Nurturing the Will to Learn

Many children begin their development as readers and writers before school age and enter school eager to succeed. Teachers who recognize that each student can succeed, who communicate that belief to each student, and who structure learning activities that ensure each student’s success are helping their students develop a sense of self-efficacy and a belief in themselves as readers and writers. Students’ motivation to use the strategies they are being taught can be heightened dramatically if they genuinely believe they are capable of applying the strategies to improve their own performance.

If we want students to become deeply engaged in language learning, then they must believe that it is worthwhile to do so. Comprehending and composing demand effort and persistence. As Guthrie observes, however, "students will exert the needed effort and attention if they possess powerful, personal motivations such as involvement and curiosity" (Guthrie, 1997, 18).

Learning is a highly personal process. It is prompted by learners asking questions or identifying purposes that are individual to them. However, it is within the context of social interaction and the exchange of ideas that learners find opportunities to generate new questions and identify their own purposes in language learning.

Teachers enhance student engagement in learning by providing a variety of texts that are relevant to students’ lives, and by giving students choices as readers, writers, and creators. As Kathy Short and her colleagues point out, "It is in making the decision to read this book rather than that book, or to write this story rather than that story, that ownership of the process occurs" (Short, et al., 1996, p. 89). Reading, viewing, and listening are more meaningful when they offer students opportunities to establish what they want to know. Speaking, writing, or representing become more effective if students use them to discover what they want to say.

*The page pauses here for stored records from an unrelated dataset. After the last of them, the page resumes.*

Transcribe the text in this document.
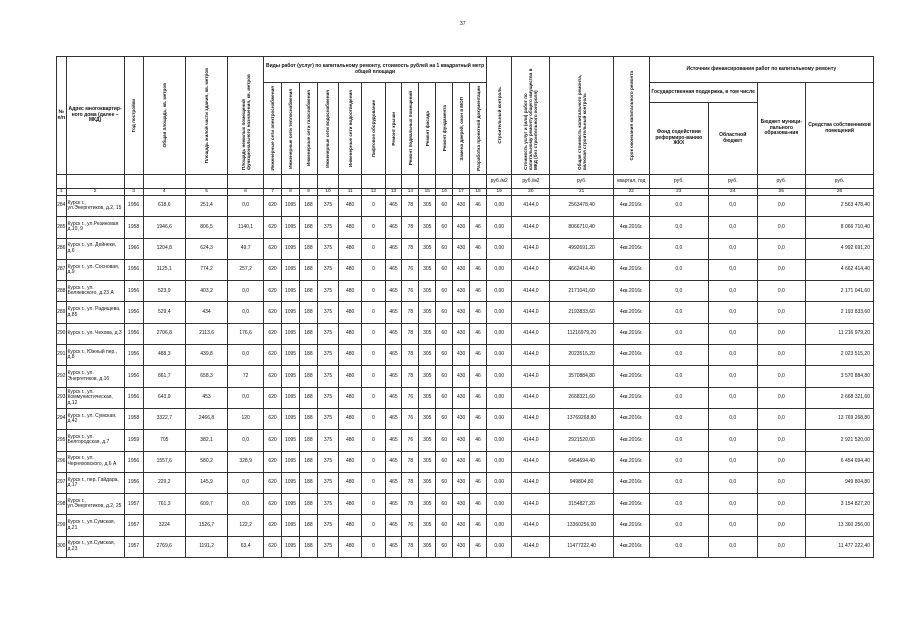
37
№ п/п	Адрес многоквартир-ного дома (далее – МКД)	Год постройки	Общая площадь, кв. метров	Площадь жилой части здания, кв. метров	Площадь нежилых помещений функционального назначения, кв. метров	Виды работ (услуг) по капитальному ремонту, стоимость рублей на 1 квадратный метр общей площади												Строительный контроль	Стоимость услуг и (или) работ по капитальному ремонту общего имущества в МКД (без строительного контроля)	Общая стоимость капитального ремонта, включая строительный контроль	Срок окончания капитального ремонта	Источник финансирования работ по капитальному ремонту			

						Инженерные сети электроснабжения	Инженерные сети теплоснабжения	Инженерные сети газоснабжения	Инженерные сети водоснабжения	Инженерные сети водоотведения	Лифтовое оборудование	Ремонт крыши	Ремонт подвальных помещений	Ремонт фасада	Ремонт фундамента	Замена дверей, окон в МОП	Разработка проектной документации					Государственная поддержка, в том числе		Бюджет муници-пального образова-ния	Средства собственников помещений
																						Фонд содействия реформиро-ванию ЖКХ	Областной бюджет		
																		руб./м2	руб./м2	руб.	квартал, год	руб.	руб.	руб.	руб.
1	2	3	4	5	6	7	8	9	10	11	12	13	14	15	16	17	18	19	20	21	22	23	24	25	26
284	Курск г., ул.Энергетиков, д.2, 15	1956	618,6	251,4	0,0	620	1095	188	375	480	0	465	78	305	60	430	46	0,00	4144,0	2563478,40	4кв.2016г.	0,0	0,0	0,0	2 563 478,40
285	Курск г., ул.Резиновая д.10, 9	1958	1946,6	806,5	1140,1	620	1095	188	375	480	0	465	78	305	60	430	46	0,00	4144,0	8066710,40	4кв.2016г.	0,0	0,0	0,0	8 066 710,40
286	Курск г., ул. Дейнеки, д.6	1966	1204,8	624,3	49,7	620	1095	188	375	480	0	465	78	305	60	430	46	0,00	4144,0	4992691,20	4кв.2016г.	0,0	0,0	0,0	4 992 691,20
287	Курск г., ул. Сосновая, д.9	1956	1125,1	774,2	257,2	620	1095	188	375	480	0	465	76	305	60	430	46	0,00	4144,0	4662414,40	4кв.2016г.	0,0	0,0	0,0	4 662 414,40
288	Курск г., ул. Беляевского, д.23 А	1956	523,9	403,2	0,0	620	1095	188	375	480	0	465	76	305	60	430	46	0,00	4144,0	2171041,60	4кв.2016г.	0,0	0,0	0,0	2 171 041,60
289	Курск г., ул. Радищева, д.85	1956	529,4	434	0,0	620	1095	188	375	480	0	465	78	305	60	430	46	0,00	4144,0	2193833,60	4кв.2016г.	0,0	0,0	0,0	2 193 833,60
290	Курск г., ул. Чехова, д.3	1956	2706,8	2113,6	176,6	620	1095	188	375	480	0	465	78	305	60	430	46	0,00	4144,0	11216979,20	4кв.2016г.	0,0	0,0	0,0	11 216 979,20
291	Курск г., Южный пер., д.8	1956	488,3	439,8	0,0	620	1095	188	375	480	0	465	78	305	60	430	46	0,00	4144,0	2023515,20	4кв.2016г.	0,0	0,0	0,0	2 023 515,20
292	Курск г., ул. Энергетиков, д.16	1956	861,7	658,3	72	620	1095	188	375	480	0	465	78	305	60	430	46	0,00	4144,0	3570884,80	4кв.2016г.	0,0	0,0	0,0	3 570 884,80
293	Курск г., ул. Коммунистическая, д.12	1956	643,9	453	0,0	620	1095	188	375	480	0	465	76	305	60	430	46	0,00	4144,0	2668321,60	4кв.2016г.	0,0	0,0	0,0	2 668 321,60
294	Курск г., ул. Сумская, д.42	1958	3322,7	2466,8	120	620	1095	188	375	480	0	465	76	305	60	430	46	0,00	4144,0	13769268,80	4кв.2016г.	0,0	0,0	0,0	13 769 268,80
295	Курск г., ул. Белгородская, д.7	1959	705	382,1	0,0	620	1095	188	375	480	0	465	76	305	60	430	46	0,00	4144,0	2921520,00	4кв.2016г.	0,0	0,0	0,0	2 921 520,00
296	Курск г., ул. Черняховского, д.6 А	1956	1557,6	580,2	328,9	620	1095	188	375	480	0	465	78	305	60	430	46	0,00	4144,0	6454694,40	4кв.2016г.	0,0	0,0	0,0	6 454 694,40
297	Курск г., пер. Гайдара, д.17	1956	229,2	145,9	0,0	620	1095	188	375	480	0	465	78	305	60	430	46	0,00	4144,0	949804,80	4кв.2016г.	0,0	0,0	0,0	949 804,80
298	Курск г., ул.Энергетиков, д.2, 25	1957	761,3	609,7	0,0	620	1095	188	375	480	0	465	78	305	60	430	46	0,00	4144,0	3154827,20	4кв.2016г.	0,0	0,0	0,0	3 154 827,20
299	Курск г., ул.Сумская, д.21	1957	3224	1526,7	122,2	620	1095	188	375	480	0	465	76	305	60	430	46	0,00	4144,0	13360256,00	4кв.2016г.	0,0	0,0	0,0	13 360 256,00
300	Курск г., ул.Сумская, д.23	1957	2769,6	1191,2	63,4	620	1095	188	375	480	0	465	78	305	60	430	46	0,00	4144,0	11477222,40	4кв.2016г.	0,0	0,0	0,0	11 477 222,40
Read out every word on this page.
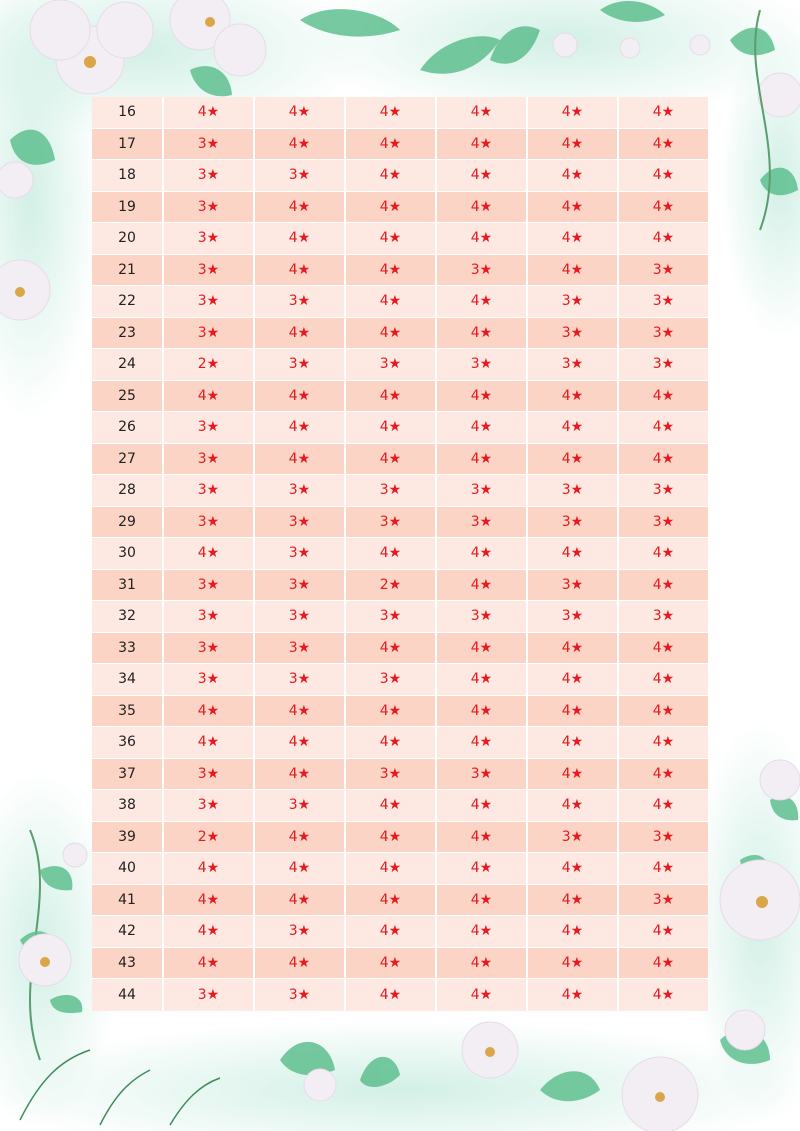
16	4★	4★	4★	4★	4★	4★
17	3★	4★	4★	4★	4★	4★
18	3★	3★	4★	4★	4★	4★
19	3★	4★	4★	4★	4★	4★
20	3★	4★	4★	4★	4★	4★
21	3★	4★	4★	3★	4★	3★
22	3★	3★	4★	4★	3★	3★
23	3★	4★	4★	4★	3★	3★
24	2★	3★	3★	3★	3★	3★
25	4★	4★	4★	4★	4★	4★
26	3★	4★	4★	4★	4★	4★
27	3★	4★	4★	4★	4★	4★
28	3★	3★	3★	3★	3★	3★
29	3★	3★	3★	3★	3★	3★
30	4★	3★	4★	4★	4★	4★
31	3★	3★	2★	4★	3★	4★
32	3★	3★	3★	3★	3★	3★
33	3★	3★	4★	4★	4★	4★
34	3★	3★	3★	4★	4★	4★
35	4★	4★	4★	4★	4★	4★
36	4★	4★	4★	4★	4★	4★
37	3★	4★	3★	3★	4★	4★
38	3★	3★	4★	4★	4★	4★
39	2★	4★	4★	4★	3★	3★
40	4★	4★	4★	4★	4★	4★
41	4★	4★	4★	4★	4★	3★
42	4★	3★	4★	4★	4★	4★
43	4★	4★	4★	4★	4★	4★
44	3★	3★	4★	4★	4★	4★
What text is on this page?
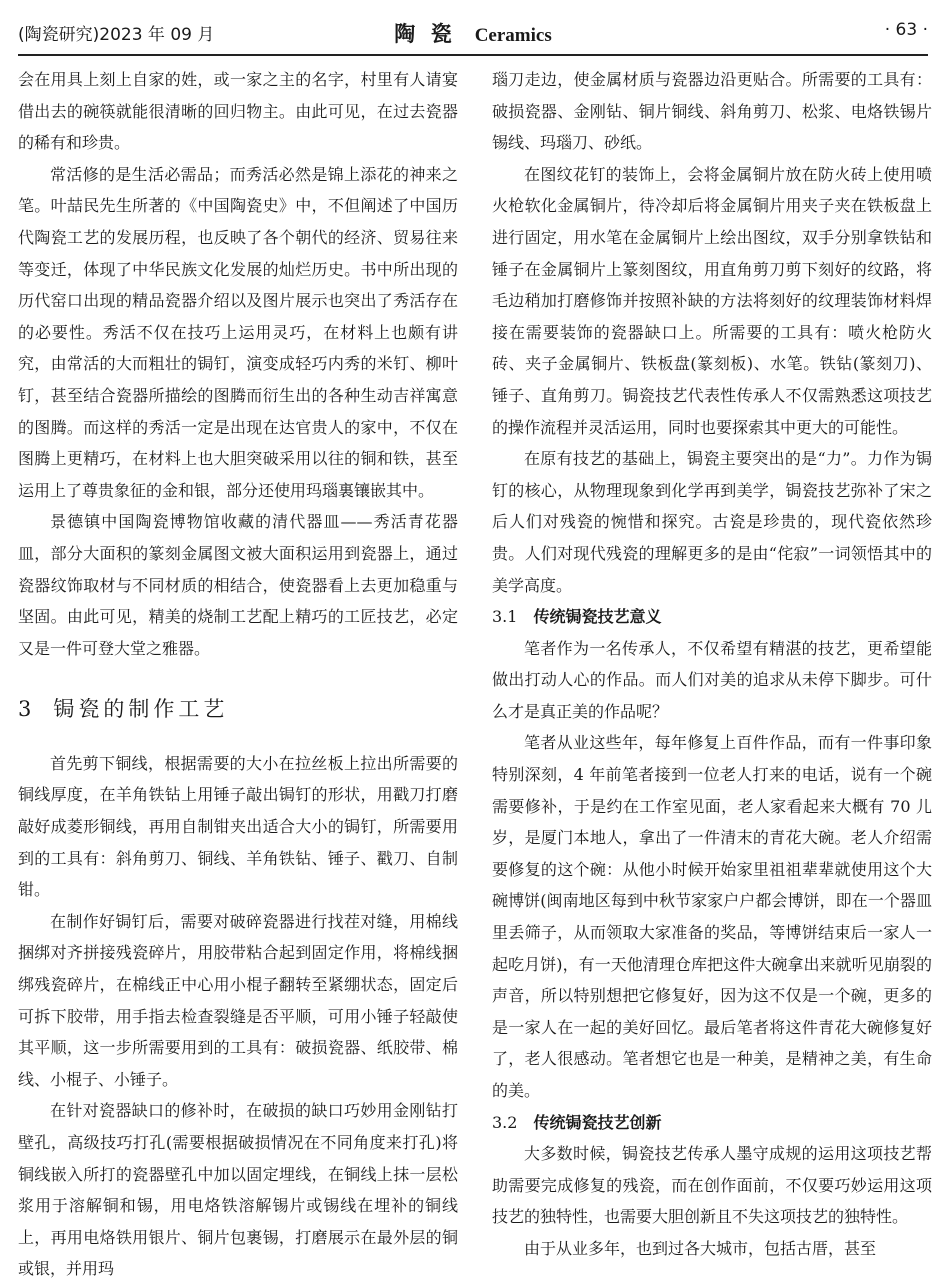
(陶瓷研究)2023 年 09 月	陶 瓷 Ceramics	· 63 ·

会在用具上刻上自家的姓，或一家之主的名字，村里有人请宴借出去的碗筷就能很清晰的回归物主。由此可见，在过去瓷器的稀有和珍贵。

常活修的是生活必需品；而秀活必然是锦上添花的神来之笔。叶喆民先生所著的《中国陶瓷史》中，不但阐述了中国历代陶瓷工艺的发展历程，也反映了各个朝代的经济、贸易往来等变迁，体现了中华民族文化发展的灿烂历史。书中所出现的历代窑口出现的精品瓷器介绍以及图片展示也突出了秀活存在的必要性。秀活不仅在技巧上运用灵巧，在材料上也颇有讲究，由常活的大而粗壮的锔钉，演变成轻巧内秀的米钉、柳叶钉，甚至结合瓷器所描绘的图腾而衍生出的各种生动吉祥寓意的图腾。而这样的秀活一定是出现在达官贵人的家中，不仅在图腾上更精巧，在材料上也大胆突破采用以往的铜和铁，甚至运用上了尊贵象征的金和银，部分还使用玛瑙裏镶嵌其中。

景德镇中国陶瓷博物馆收藏的清代器皿——秀活青花器皿，部分大面积的篆刻金属图文被大面积运用到瓷器上，通过瓷器纹饰取材与不同材质的相结合，使瓷器看上去更加稳重与坚固。由此可见，精美的烧制工艺配上精巧的工匠技艺，必定又是一件可登大堂之雅器。

3 锔瓷的制作工艺

首先剪下铜线，根据需要的大小在拉丝板上拉出所需要的铜线厚度，在羊角铁钻上用锤子敲出锔钉的形状，用戳刀打磨敲好成菱形铜线，再用自制钳夹出适合大小的锔钉，所需要用到的工具有：斜角剪刀、铜线、羊角铁钻、锤子、戳刀、自制钳。

在制作好锔钉后，需要对破碎瓷器进行找茬对缝，用棉线捆绑对齐拼接残瓷碎片，用胶带粘合起到固定作用，将棉线捆绑残瓷碎片，在棉线正中心用小棍子翻转至紧绷状态，固定后可拆下胶带，用手指去检查裂缝是否平顺，可用小锤子轻敲使其平顺，这一步所需要用到的工具有：破损瓷器、纸胶带、棉线、小棍子、小锤子。

在针对瓷器缺口的修补时，在破损的缺口巧妙用金刚钻打壁孔，高级技巧打孔(需要根据破损情况在不同角度来打孔)将铜线嵌入所打的瓷器壁孔中加以固定埋线，在铜线上抹一层松浆用于溶解铜和锡，用电烙铁溶解锡片或锡线在埋补的铜线上，再用电烙铁用银片、铜片包裹锡，打磨展示在最外层的铜或银，并用玛

瑙刀走边，使金属材质与瓷器边沿更贴合。所需要的工具有：破损瓷器、金刚钻、铜片铜线、斜角剪刀、松浆、电烙铁锡片锡线、玛瑙刀、砂纸。

在图纹花钉的装饰上，会将金属铜片放在防火砖上使用喷火枪软化金属铜片，待冷却后将金属铜片用夹子夹在铁板盘上进行固定，用水笔在金属铜片上绘出图纹，双手分别拿铁钻和锤子在金属铜片上篆刻图纹，用直角剪刀剪下刻好的纹路，将毛边稍加打磨修饰并按照补缺的方法将刻好的纹理装饰材料焊接在需要装饰的瓷器缺口上。所需要的工具有：喷火枪防火砖、夹子金属铜片、铁板盘(篆刻板)、水笔。铁钻(篆刻刀)、锤子、直角剪刀。锔瓷技艺代表性传承人不仅需熟悉这项技艺的操作流程并灵活运用，同时也要探索其中更大的可能性。

在原有技艺的基础上，锔瓷主要突出的是“力”。力作为锔钉的核心，从物理现象到化学再到美学，锔瓷技艺弥补了宋之后人们对残瓷的惋惜和探究。古瓷是珍贵的，现代瓷依然珍贵。人们对现代残瓷的理解更多的是由“侘寂”一词领悟其中的美学高度。

3.1 传统锔瓷技艺意义

笔者作为一名传承人，不仅希望有精湛的技艺，更希望能做出打动人心的作品。而人们对美的追求从未停下脚步。可什么才是真正美的作品呢？

笔者从业这些年，每年修复上百件作品，而有一件事印象特别深刻，4 年前笔者接到一位老人打来的电话，说有一个碗需要修补，于是约在工作室见面，老人家看起来大概有 70 儿岁，是厦门本地人，拿出了一件清末的青花大碗。老人介绍需要修复的这个碗：从他小时候开始家里祖祖辈辈就使用这个大碗博饼(闽南地区每到中秋节家家户户都会博饼，即在一个器皿里丢筛子，从而领取大家准备的奖品，等博饼结束后一家人一起吃月饼)，有一天他清理仓库把这件大碗拿出来就听见崩裂的声音，所以特别想把它修复好，因为这不仅是一个碗，更多的是一家人在一起的美好回忆。最后笔者将这件青花大碗修复好了，老人很感动。笔者想它也是一种美，是精神之美，有生命的美。

3.2 传统锔瓷技艺创新

大多数时候，锔瓷技艺传承人墨守成规的运用这项技艺帮助需要完成修复的残瓷，而在创作面前，不仅要巧妙运用这项技艺的独特性，也需要大胆创新且不失这项技艺的独特性。

由于从业多年，也到过各大城市，包括古厝，甚至
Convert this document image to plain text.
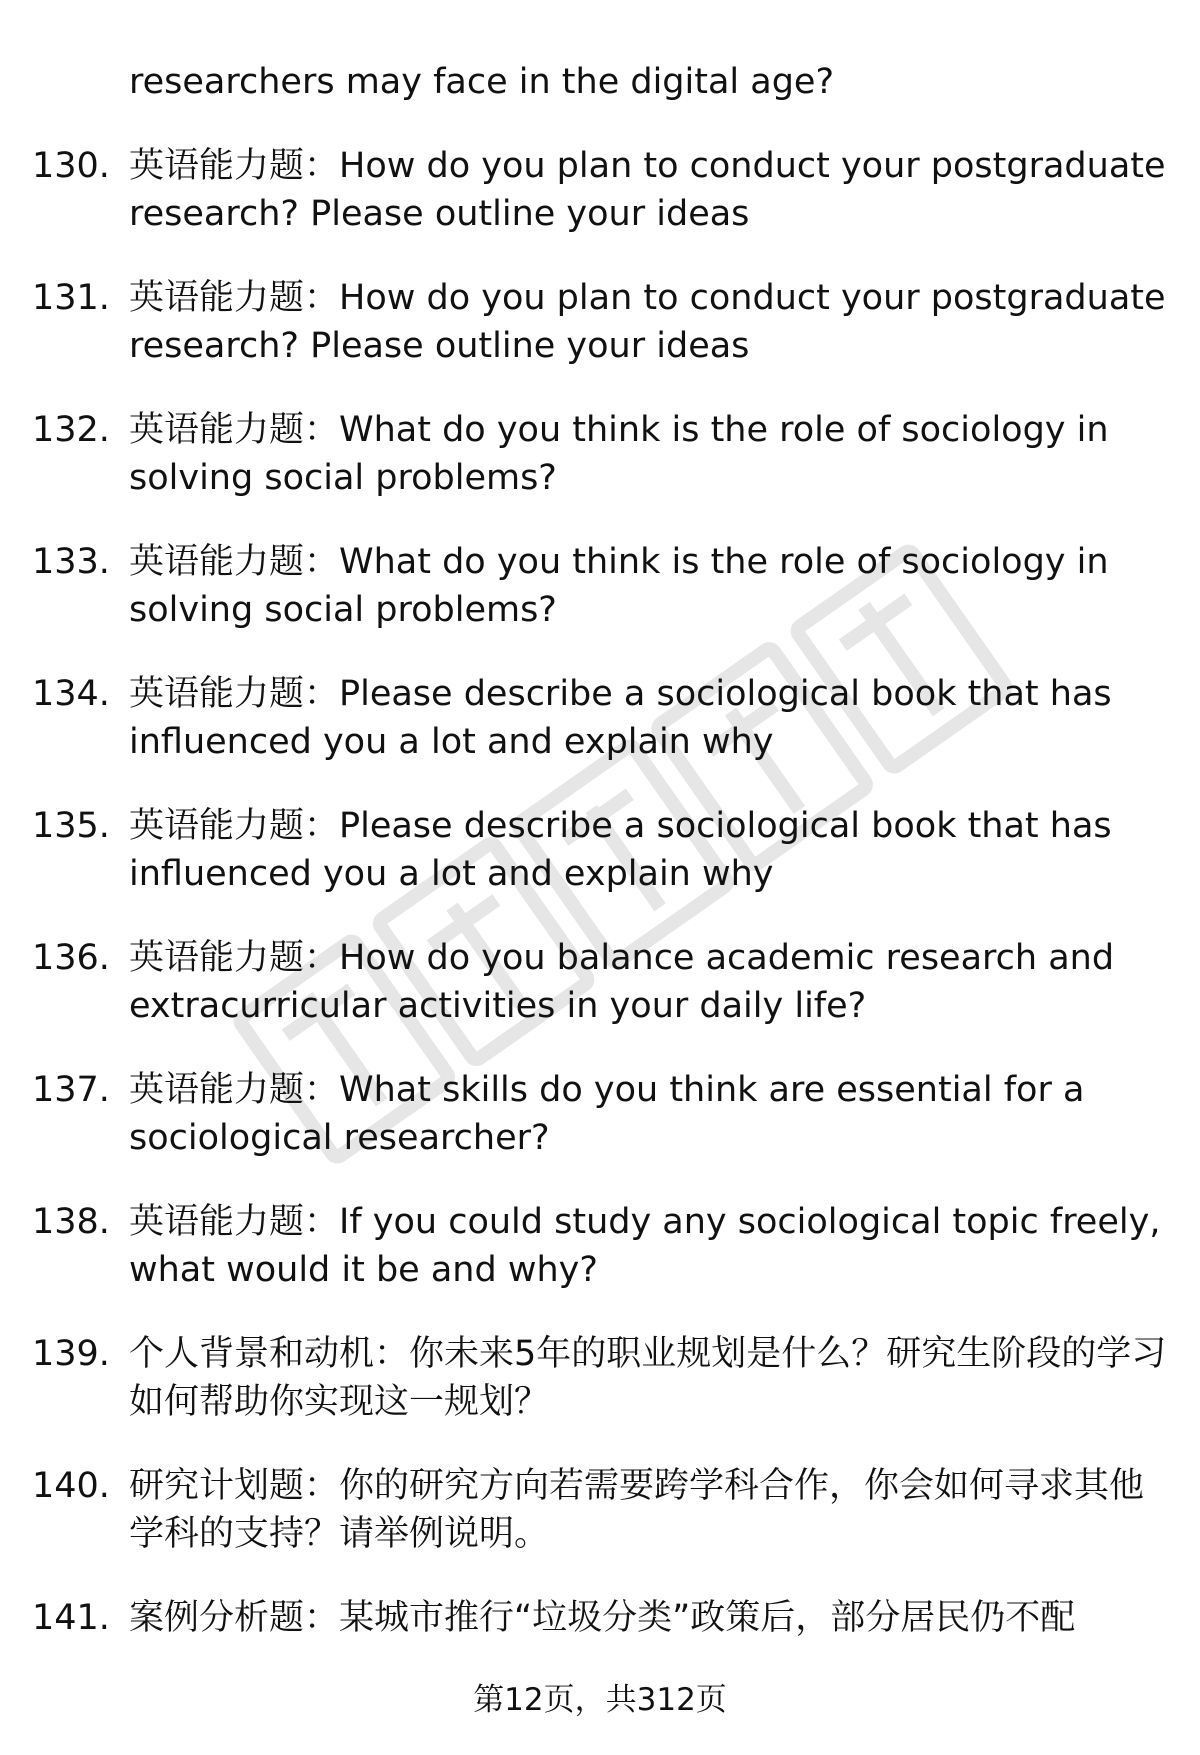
researchers may face in the digital age?
130. 英语能力题：How do you plan to conduct your postgraduate research? Please outline your ideas
131. 英语能力题：How do you plan to conduct your postgraduate research? Please outline your ideas
132. 英语能力题：What do you think is the role of sociology in solving social problems?
133. 英语能力题：What do you think is the role of sociology in solving social problems?
134. 英语能力题：Please describe a sociological book that has influenced you a lot and explain why
135. 英语能力题：Please describe a sociological book that has influenced you a lot and explain why
136. 英语能力题：How do you balance academic research and extracurricular activities in your daily life?
137. 英语能力题：What skills do you think are essential for a sociological researcher?
138. 英语能力题：If you could study any sociological topic freely, what would it be and why?
139. 个人背景和动机：你未来5年的职业规划是什么？研究生阶段的学习如何帮助你实现这一规划？
140. 研究计划题：你的研究方向若需要跨学科合作，你会如何寻求其他学科的支持？请举例说明。
141. 案例分析题：某城市推行“垃圾分类”政策后，部分居民仍不配
第12页，共312页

The desire to explain and to understand is a part of intrinsic motivation. Literacy experiences need to build from students’ life experiences inside and outside school. Authentic language learning activities enable students to learn about the world, to work through personal issues, to share with peers, and to tell stories. Engaged learners often work together as they construct understanding and personal meaning. This social interaction also contributes to motivation.

Building a sense of personal autonomy is motivating to students. As students are provided with choices about what to learn, and are supported by teachers in how to learn, they become more engaged language learners. Furthermore, as Guthrie, 1997, observes, they demonstrate persistence, effort, and confidence in themselves as learners.